In the immediate aftermath of a tsunamigenic source being detected there is always some uncertainty on the physical parameters of the source. Thus, multiple tsunami realisations are needed to capture the spread of potential tsunami wave distributions. Any potential sources can become an input into an ’on the fly’ ensemble with Volna-OP2 being the tsunami code kernel. The resultant absolute maximum and mean wave height plots can augment the results from the tsunami warning centres’ pre-computed database. It is shown here with a uniform mesh resolution of ≈ 3.3 km that 6 separate tsunami simulations can be simulated using 2 Nvidia V100 GPUs in 93 s. However in order to refine these regional forecasts a non-uniform mesh with a minimum element size of 100 m is used. The four most impactful sources identified in the initial ensemble are simulated again for 10 h with a runtime of ≈ 21 min (using 2 Nvidia V100 GPUs). Although this runtime is outside the scope of being beneficial for a tsunami warning centre, more computing resources would contribute to reducing these times.

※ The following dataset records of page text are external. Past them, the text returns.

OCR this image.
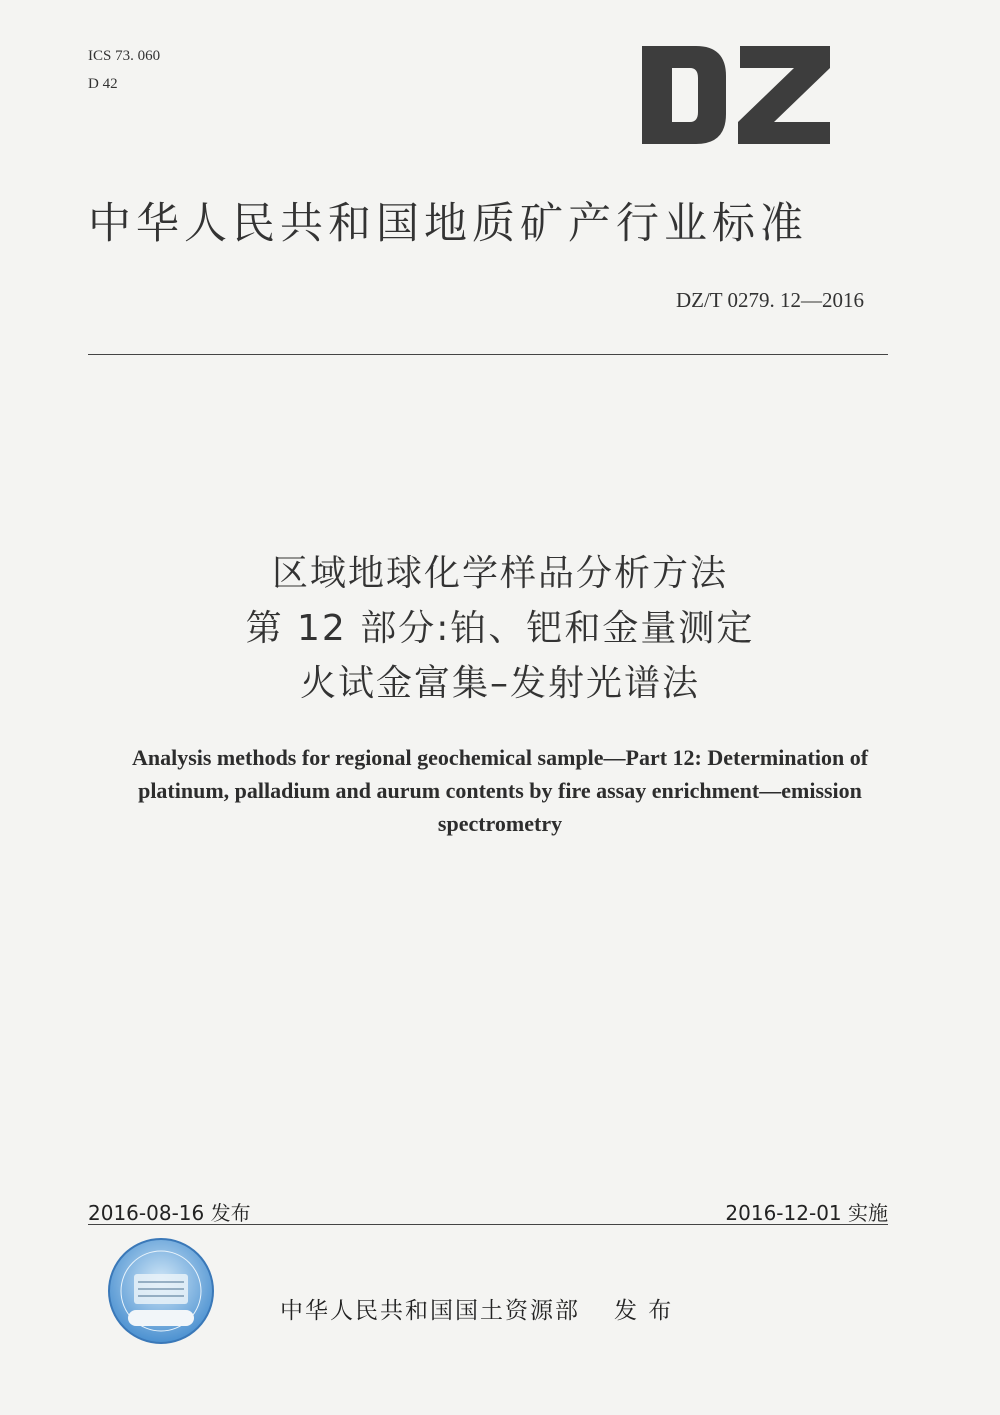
ICS 73. 060
D 42
中华人民共和国地质矿产行业标准
DZ/T 0279. 12—2016
区域地球化学样品分析方法
第 12 部分:铂、钯和金量测定
火试金富集–发射光谱法
Analysis methods for regional geochemical sample—Part 12: Determination of
platinum, palladium and aurum contents by fire assay enrichment—emission
spectrometry
2016-08-16 发布	2016-12-01 实施
中华人民共和国国土资源部 发 布
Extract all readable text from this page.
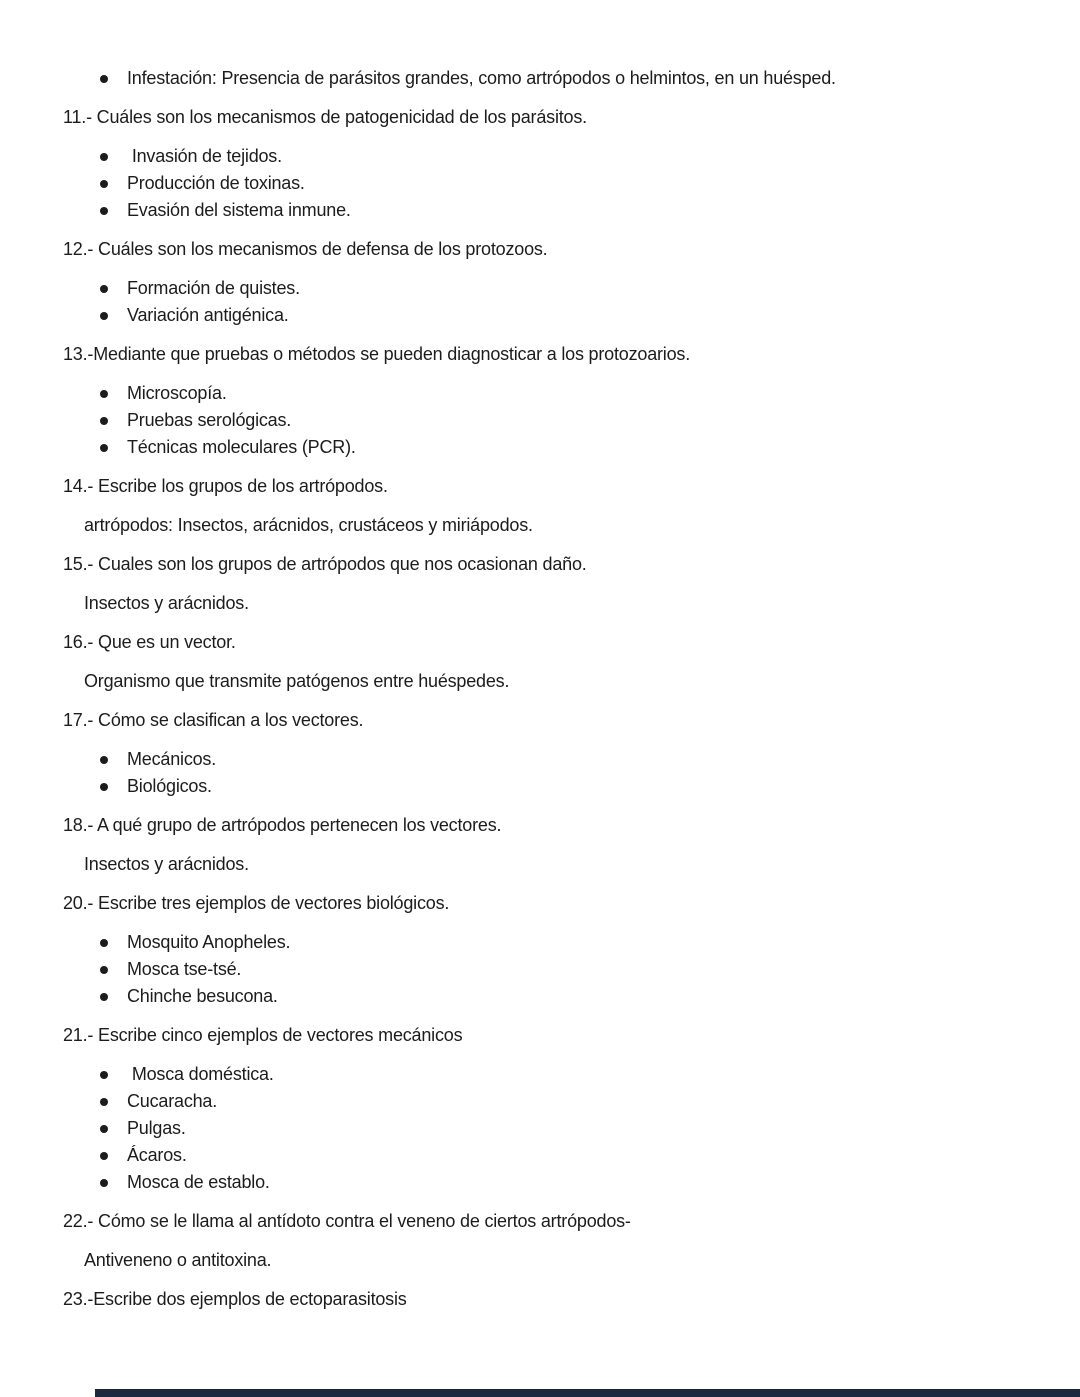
Infestación: Presencia de parásitos grandes, como artrópodos o helmintos, en un huésped.

11.- Cuáles son los mecanismos de patogenicidad de los parásitos.

Invasión de tejidos.
Producción de toxinas.
Evasión del sistema inmune.

12.- Cuáles son los mecanismos de defensa de los protozoos.

Formación de quistes.
Variación antigénica.

13.-Mediante que pruebas o métodos se pueden diagnosticar a los protozoarios.

Microscopía.
Pruebas serológicas.
Técnicas moleculares (PCR).

14.- Escribe los grupos de los artrópodos.

artrópodos: Insectos, arácnidos, crustáceos y miriápodos.

15.- Cuales son los grupos de artrópodos que nos ocasionan daño.

Insectos y arácnidos.

16.- Que es un vector.

Organismo que transmite patógenos entre huéspedes.

17.- Cómo se clasifican a los vectores.

Mecánicos.
Biológicos.

18.- A qué grupo de artrópodos pertenecen los vectores.

Insectos y arácnidos.

20.- Escribe tres ejemplos de vectores biológicos.

Mosquito Anopheles.
Mosca tse-tsé.
Chinche besucona.

21.- Escribe cinco ejemplos de vectores mecánicos

Mosca doméstica.
Cucaracha.
Pulgas.
Ácaros.
Mosca de establo.

22.- Cómo se le llama al antídoto contra el veneno de ciertos artrópodos-

Antiveneno o antitoxina.

23.-Escribe dos ejemplos de ectoparasitosis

The refined regional forecasts would allow a warning centre to issue more accurate warnings. These regional results corroborate previous studies on what sections of Irish coastline (the west and south east) are particularly vulnerable to a repeated Lisbon-type event. The authors acknowledge that the ’on the fly’ ensembles presented here are preliminary and major effort in developing efficient workflows around the code is needed. However, it is clear that Volna-OP2 has promising potential when it comes to this respect.

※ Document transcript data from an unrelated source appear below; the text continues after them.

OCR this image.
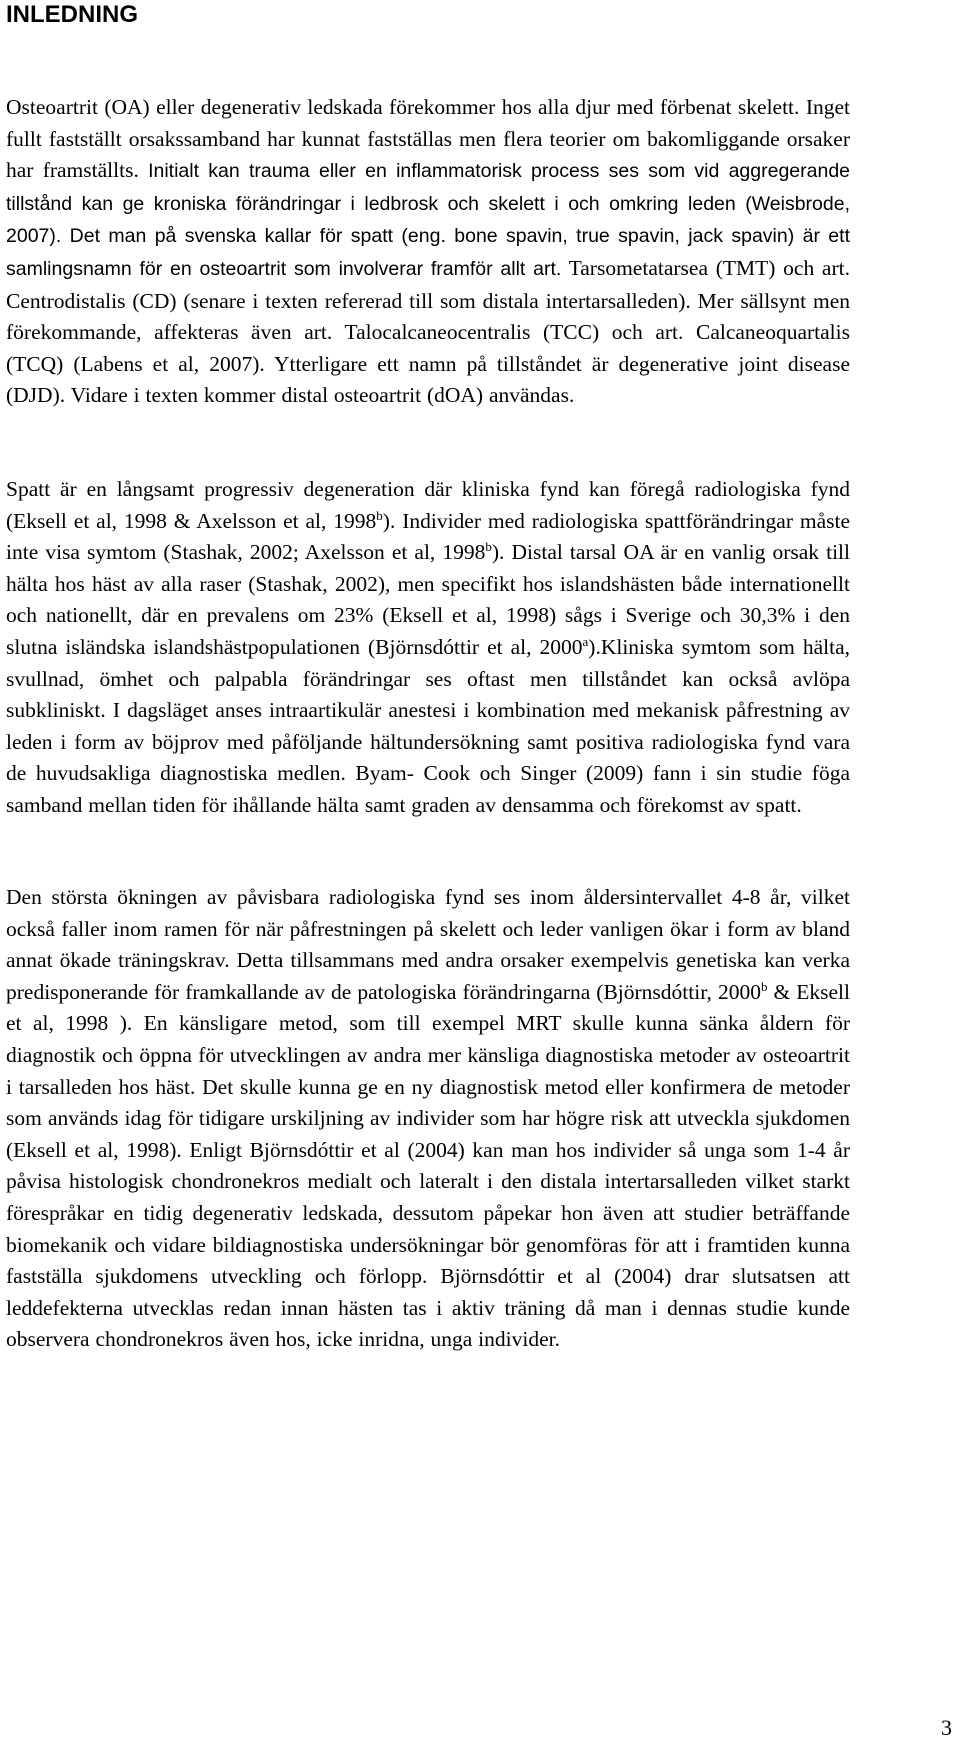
INLEDNING

Osteoartrit (OA) eller degenerativ ledskada förekommer hos alla djur med förbenat skelett. Inget fullt fastställt orsakssamband har kunnat fastställas men flera teorier om bakomliggande orsaker har framställts. Initialt kan trauma eller en inflammatorisk process ses som vid aggregerande tillstånd kan ge kroniska förändringar i ledbrosk och skelett i och omkring leden (Weisbrode, 2007). Det man på svenska kallar för spatt (eng. bone spavin, true spavin, jack spavin) är ett samlingsnamn för en osteoartrit som involverar framför allt art. Tarsometatarsea (TMT) och art. Centrodistalis (CD) (senare i texten refererad till som distala intertarsalleden). Mer sällsynt men förekommande, affekteras även art. Talocalcaneocentralis (TCC) och art. Calcaneoquartalis (TCQ) (Labens et al, 2007). Ytterligare ett namn på tillståndet är degenerative joint disease (DJD). Vidare i texten kommer distal osteoartrit (dOA) användas.

Spatt är en långsamt progressiv degeneration där kliniska fynd kan föregå radiologiska fynd (Eksell et al, 1998 & Axelsson et al, 1998$^b$). Individer med radiologiska spattförändringar måste inte visa symtom (Stashak, 2002; Axelsson et al, 1998$^b$). Distal tarsal OA är en vanlig orsak till hälta hos häst av alla raser (Stashak, 2002), men specifikt hos islandshästen både internationellt och nationellt, där en prevalens om 23% (Eksell et al, 1998) sågs i Sverige och 30,3% i den slutna isländska islandshästpopulationen (Björnsdóttir et al, 2000$^a$).Kliniska symtom som hälta, svullnad, ömhet och palpabla förändringar ses oftast men tillståndet kan också avlöpa subkliniskt. I dagsläget anses intraartikulär anestesi i kombination med mekanisk påfrestning av leden i form av böjprov med påföljande hältundersökning samt positiva radiologiska fynd vara de huvudsakliga diagnostiska medlen. Byam- Cook och Singer (2009) fann i sin studie föga samband mellan tiden för ihållande hälta samt graden av densamma och förekomst av spatt.

Den största ökningen av påvisbara radiologiska fynd ses inom åldersintervallet 4-8 år, vilket också faller inom ramen för när påfrestningen på skelett och leder vanligen ökar i form av bland annat ökade träningskrav. Detta tillsammans med andra orsaker exempelvis genetiska kan verka predisponerande för framkallande av de patologiska förändringarna (Björnsdóttir, 2000$^b$ & Eksell et al, 1998 ). En känsligare metod, som till exempel MRT skulle kunna sänka åldern för diagnostik och öppna för utvecklingen av andra mer känsliga diagnostiska metoder av osteoartrit i tarsalleden hos häst. Det skulle kunna ge en ny diagnostisk metod eller konfirmera de metoder som används idag för tidigare urskiljning av individer som har högre risk att utveckla sjukdomen (Eksell et al, 1998). Enligt Björnsdóttir et al (2004) kan man hos individer så unga som 1-4 år påvisa histologisk chondronekros medialt och lateralt i den distala intertarsalleden vilket starkt förespråkar en tidig degenerativ ledskada, dessutom påpekar hon även att studier beträffande biomekanik och vidare bildiagnostiska undersökningar bör genomföras för att i framtiden kunna fastställa sjukdomens utveckling och förlopp. Björnsdóttir et al (2004) drar slutsatsen att leddefekterna utvecklas redan innan hästen tas i aktiv träning då man i dennas studie kunde observera chondronekros även hos, icke inridna, unga individer.

3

There exists a severe lack of studies in the literature on the hazard assessment associated with a Lisbon-type tsunami on the Irish coastline. Therefore, the high resolution tsunami hazard assessment presented here is considered a pilot study on the extent of inundation for the most vulnerable sections of the Irish coastline from a Lisbon-type event. High resolution simulations of the areas of interest were achieved by utilising a non-uniform unstructured mesh and simulating the tsunamis with Volna-OP2. It was found that these high resolution inundation simulations were extremely dependent on the CFL condition, and thus required multiple preliminary runs to optimise for. The assessment found that there was a consistency in the areas and levels of inundation across the four sources simulated, with only source 1 producing a notably less amount of inundation. The inundation extent was constrained to low-lying areas in the Dunmore East and Galway Bay regions, with a maximum run-up of m for both regions. The depth of water above the underlying topography (inundation depth) reached 2 m in parts. This level of inundation could pose a risk to various infrastructures (Great Island Power Station) and members of the public located near the shoreline. To date, the above pilot study provides the best estimate of assessing the hazard associated with a Lisbon type tsunami event on the Irish coastline. However, to provide a full hazard assessment of the Irish coastline, some further sites (south coast) and factors should be included, such as tidal forcing, ’street level’ inundation and the effect of wave dispersion. Thus, the inundation plots produced should only be used as a guidance on the potential tsunami hazard of an area.